Minister of Veterans Affairs
- In office 18 December 2020 – 7 February 2024
- President: Volodymyr Zelenskyy
- Prime Minister: Denys Shmyhal
- Preceded by: Serhiy Bessarab
- Succeeded by: Natalia Kalmykova

Personal details
- Born: 1967 (age 58–59) Kyiv, Ukrainian SSR, Soviet Union (now Ukraine)
- Party: Independent

= Yulia Laputina =

Ukrainian politician

Yulia Anatoliyivna Laputina (Юлія Анатоліївна Лапутіна, /uk/; born 1967) is a Ukrainian politician who has served as Minister of Veterans Affairs of Ukraine in the Shmyhal Government since December 2020.

==Career==
In 1988, Laputina graduated from the National University of Ukraine on Physical Education and Sport with a teacher and trainer diploma. In 1996, she graduated in law from the National Academy of the Security Service of Ukraine in Kyiv. She obtained the degree of candidate of sciences in the field of psychology. She was a researcher at one of the research institutes, in 1992 she became an officer of the Security Service of Ukraine. She held managerial positions in the SBU structure, she was responsible, inter alia, counterintelligence. During the war in Donbas, she led a task force for the service within the ATO (anti-terrorist operation).

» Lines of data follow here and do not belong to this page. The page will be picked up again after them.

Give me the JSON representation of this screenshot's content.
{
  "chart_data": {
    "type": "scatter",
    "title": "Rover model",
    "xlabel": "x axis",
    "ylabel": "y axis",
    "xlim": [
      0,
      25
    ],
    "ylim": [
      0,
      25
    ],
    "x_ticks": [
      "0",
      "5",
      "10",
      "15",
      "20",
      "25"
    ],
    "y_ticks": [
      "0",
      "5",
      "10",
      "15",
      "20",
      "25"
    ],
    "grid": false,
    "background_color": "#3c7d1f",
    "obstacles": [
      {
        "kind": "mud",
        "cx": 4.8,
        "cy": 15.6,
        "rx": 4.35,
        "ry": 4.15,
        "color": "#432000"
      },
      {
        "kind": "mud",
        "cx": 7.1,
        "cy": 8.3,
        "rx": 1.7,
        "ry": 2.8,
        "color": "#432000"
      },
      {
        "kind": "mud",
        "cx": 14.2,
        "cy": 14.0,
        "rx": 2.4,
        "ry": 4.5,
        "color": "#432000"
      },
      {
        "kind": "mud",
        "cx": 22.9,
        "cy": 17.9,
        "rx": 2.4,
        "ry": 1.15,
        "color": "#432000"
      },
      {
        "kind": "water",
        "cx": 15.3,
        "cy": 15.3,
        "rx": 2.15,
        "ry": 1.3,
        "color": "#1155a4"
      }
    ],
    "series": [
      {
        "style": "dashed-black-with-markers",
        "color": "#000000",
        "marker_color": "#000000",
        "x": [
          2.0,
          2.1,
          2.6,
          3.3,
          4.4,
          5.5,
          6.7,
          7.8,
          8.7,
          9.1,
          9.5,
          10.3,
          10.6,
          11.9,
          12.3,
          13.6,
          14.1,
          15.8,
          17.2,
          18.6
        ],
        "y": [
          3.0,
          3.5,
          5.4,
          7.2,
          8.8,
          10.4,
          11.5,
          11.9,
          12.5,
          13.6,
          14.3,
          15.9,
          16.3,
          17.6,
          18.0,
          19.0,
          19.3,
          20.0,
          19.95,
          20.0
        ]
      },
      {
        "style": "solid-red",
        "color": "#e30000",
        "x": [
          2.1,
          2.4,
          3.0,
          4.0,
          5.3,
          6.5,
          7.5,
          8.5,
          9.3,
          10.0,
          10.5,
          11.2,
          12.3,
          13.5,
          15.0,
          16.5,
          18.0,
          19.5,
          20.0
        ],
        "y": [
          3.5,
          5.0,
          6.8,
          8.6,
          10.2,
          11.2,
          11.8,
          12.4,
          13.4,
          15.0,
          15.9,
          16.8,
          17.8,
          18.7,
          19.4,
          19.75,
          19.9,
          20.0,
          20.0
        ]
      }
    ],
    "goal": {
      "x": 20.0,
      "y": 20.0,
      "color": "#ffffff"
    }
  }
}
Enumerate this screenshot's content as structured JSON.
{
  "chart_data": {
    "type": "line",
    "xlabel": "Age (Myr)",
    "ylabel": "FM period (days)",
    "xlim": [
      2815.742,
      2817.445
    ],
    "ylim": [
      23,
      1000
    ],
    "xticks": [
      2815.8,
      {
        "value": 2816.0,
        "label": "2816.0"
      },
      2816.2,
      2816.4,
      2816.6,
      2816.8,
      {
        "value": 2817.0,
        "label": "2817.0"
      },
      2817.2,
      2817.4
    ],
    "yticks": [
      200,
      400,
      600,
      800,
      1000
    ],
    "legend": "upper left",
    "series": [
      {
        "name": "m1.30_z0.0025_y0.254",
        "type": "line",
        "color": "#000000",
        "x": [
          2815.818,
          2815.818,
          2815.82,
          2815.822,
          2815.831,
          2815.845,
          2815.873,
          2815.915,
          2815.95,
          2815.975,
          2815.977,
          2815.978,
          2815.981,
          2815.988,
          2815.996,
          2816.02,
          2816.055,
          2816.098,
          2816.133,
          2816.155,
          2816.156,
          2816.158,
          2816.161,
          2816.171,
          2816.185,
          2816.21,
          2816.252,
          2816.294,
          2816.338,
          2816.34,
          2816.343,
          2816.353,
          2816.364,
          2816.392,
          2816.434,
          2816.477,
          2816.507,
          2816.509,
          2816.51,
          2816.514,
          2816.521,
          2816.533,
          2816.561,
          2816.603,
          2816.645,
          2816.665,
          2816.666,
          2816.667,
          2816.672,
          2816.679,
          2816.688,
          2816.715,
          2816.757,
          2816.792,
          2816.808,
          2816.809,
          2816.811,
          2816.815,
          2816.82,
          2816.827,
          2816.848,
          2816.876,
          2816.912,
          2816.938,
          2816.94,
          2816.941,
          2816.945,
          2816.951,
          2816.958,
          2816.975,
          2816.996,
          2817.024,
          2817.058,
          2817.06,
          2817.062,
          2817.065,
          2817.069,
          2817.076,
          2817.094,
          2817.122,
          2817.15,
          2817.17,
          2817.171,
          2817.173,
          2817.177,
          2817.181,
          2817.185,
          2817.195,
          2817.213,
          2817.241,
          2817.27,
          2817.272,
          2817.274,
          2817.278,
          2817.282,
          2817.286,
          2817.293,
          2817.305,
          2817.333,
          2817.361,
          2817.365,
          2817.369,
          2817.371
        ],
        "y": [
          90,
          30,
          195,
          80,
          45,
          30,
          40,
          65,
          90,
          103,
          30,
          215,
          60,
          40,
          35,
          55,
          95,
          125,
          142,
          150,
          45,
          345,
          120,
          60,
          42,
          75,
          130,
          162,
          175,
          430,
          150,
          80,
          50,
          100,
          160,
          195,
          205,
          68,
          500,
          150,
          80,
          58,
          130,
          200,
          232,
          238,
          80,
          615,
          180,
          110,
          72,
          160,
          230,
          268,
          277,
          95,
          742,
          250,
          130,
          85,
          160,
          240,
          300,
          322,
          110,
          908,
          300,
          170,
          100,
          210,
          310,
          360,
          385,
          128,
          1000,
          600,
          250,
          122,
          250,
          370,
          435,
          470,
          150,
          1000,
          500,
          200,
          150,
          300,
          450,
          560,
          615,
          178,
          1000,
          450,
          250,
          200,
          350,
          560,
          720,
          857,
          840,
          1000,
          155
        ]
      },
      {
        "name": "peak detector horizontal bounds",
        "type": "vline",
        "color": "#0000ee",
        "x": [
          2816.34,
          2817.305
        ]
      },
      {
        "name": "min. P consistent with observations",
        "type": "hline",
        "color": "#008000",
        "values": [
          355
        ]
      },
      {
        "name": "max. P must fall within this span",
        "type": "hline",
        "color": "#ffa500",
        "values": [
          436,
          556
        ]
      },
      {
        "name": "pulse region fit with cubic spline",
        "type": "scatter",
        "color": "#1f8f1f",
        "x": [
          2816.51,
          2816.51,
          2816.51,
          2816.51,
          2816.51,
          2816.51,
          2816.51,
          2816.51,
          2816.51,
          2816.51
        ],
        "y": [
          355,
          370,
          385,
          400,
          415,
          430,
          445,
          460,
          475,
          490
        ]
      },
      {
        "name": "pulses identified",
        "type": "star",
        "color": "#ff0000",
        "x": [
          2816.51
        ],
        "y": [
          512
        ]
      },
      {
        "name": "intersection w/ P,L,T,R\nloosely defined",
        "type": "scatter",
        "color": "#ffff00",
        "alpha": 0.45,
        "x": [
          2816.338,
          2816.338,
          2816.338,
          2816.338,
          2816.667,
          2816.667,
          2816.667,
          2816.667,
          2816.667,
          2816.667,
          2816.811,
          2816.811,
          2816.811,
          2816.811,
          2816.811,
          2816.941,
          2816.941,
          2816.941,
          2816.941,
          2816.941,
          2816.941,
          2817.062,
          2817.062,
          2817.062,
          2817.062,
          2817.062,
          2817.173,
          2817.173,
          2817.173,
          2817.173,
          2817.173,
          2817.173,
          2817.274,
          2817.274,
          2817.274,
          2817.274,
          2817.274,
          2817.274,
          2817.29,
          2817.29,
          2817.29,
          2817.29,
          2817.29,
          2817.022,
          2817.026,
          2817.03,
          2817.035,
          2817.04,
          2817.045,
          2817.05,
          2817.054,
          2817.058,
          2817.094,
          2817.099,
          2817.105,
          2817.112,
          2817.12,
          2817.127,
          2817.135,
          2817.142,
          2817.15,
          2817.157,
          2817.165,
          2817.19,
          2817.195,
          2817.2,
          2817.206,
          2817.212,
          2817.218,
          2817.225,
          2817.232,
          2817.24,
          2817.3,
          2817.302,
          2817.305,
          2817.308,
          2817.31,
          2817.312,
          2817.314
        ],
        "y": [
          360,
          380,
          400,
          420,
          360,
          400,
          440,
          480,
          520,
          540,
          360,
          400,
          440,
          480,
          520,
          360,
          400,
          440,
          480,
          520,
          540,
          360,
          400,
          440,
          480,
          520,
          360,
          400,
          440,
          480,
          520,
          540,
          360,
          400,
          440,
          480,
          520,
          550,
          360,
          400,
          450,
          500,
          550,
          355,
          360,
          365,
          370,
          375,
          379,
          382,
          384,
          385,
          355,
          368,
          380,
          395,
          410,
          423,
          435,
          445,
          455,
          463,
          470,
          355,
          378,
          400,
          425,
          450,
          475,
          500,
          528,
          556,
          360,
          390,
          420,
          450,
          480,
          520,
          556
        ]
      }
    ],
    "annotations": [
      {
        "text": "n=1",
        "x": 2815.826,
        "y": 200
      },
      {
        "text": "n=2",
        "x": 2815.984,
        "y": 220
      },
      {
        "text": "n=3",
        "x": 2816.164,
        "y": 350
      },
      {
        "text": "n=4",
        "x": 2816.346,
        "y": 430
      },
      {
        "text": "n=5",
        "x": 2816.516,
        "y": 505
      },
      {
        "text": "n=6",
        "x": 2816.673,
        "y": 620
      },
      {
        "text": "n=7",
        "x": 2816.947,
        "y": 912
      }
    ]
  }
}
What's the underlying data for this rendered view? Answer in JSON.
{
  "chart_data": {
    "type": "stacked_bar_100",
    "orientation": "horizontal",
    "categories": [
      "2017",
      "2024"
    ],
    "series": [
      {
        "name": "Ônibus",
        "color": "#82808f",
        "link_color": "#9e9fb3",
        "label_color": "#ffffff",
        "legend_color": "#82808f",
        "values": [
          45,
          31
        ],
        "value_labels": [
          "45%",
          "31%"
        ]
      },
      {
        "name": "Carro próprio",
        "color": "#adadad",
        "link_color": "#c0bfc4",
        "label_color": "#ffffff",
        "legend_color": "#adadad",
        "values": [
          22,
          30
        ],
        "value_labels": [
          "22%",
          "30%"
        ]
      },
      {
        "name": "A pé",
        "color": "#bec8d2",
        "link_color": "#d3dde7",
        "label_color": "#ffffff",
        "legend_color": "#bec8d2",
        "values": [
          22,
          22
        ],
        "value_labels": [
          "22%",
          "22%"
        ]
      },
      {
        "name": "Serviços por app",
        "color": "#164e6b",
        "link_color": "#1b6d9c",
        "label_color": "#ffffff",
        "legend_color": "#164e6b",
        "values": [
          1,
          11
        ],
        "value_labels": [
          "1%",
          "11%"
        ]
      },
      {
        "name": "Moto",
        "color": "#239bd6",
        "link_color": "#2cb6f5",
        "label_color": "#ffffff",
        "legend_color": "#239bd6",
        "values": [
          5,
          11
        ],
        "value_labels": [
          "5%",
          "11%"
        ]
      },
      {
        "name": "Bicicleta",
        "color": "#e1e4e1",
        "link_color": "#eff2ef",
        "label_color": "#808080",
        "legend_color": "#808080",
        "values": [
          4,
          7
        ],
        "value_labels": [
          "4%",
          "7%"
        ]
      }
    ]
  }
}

In March 2020, Laputina was promoted to the rank of major general of the SBU. In the same year, she retired from service, and later served as the director general in the communication and information policy directorate of the Ministry of Reintegration of Temporarily Occupied Territories. In December 2020, she was Minister for Veterans Affairs in the government of Denys Shmyhal.

==Personal life==
Laputina's husband also works in the Security Service of Ukraine. They have two daughters.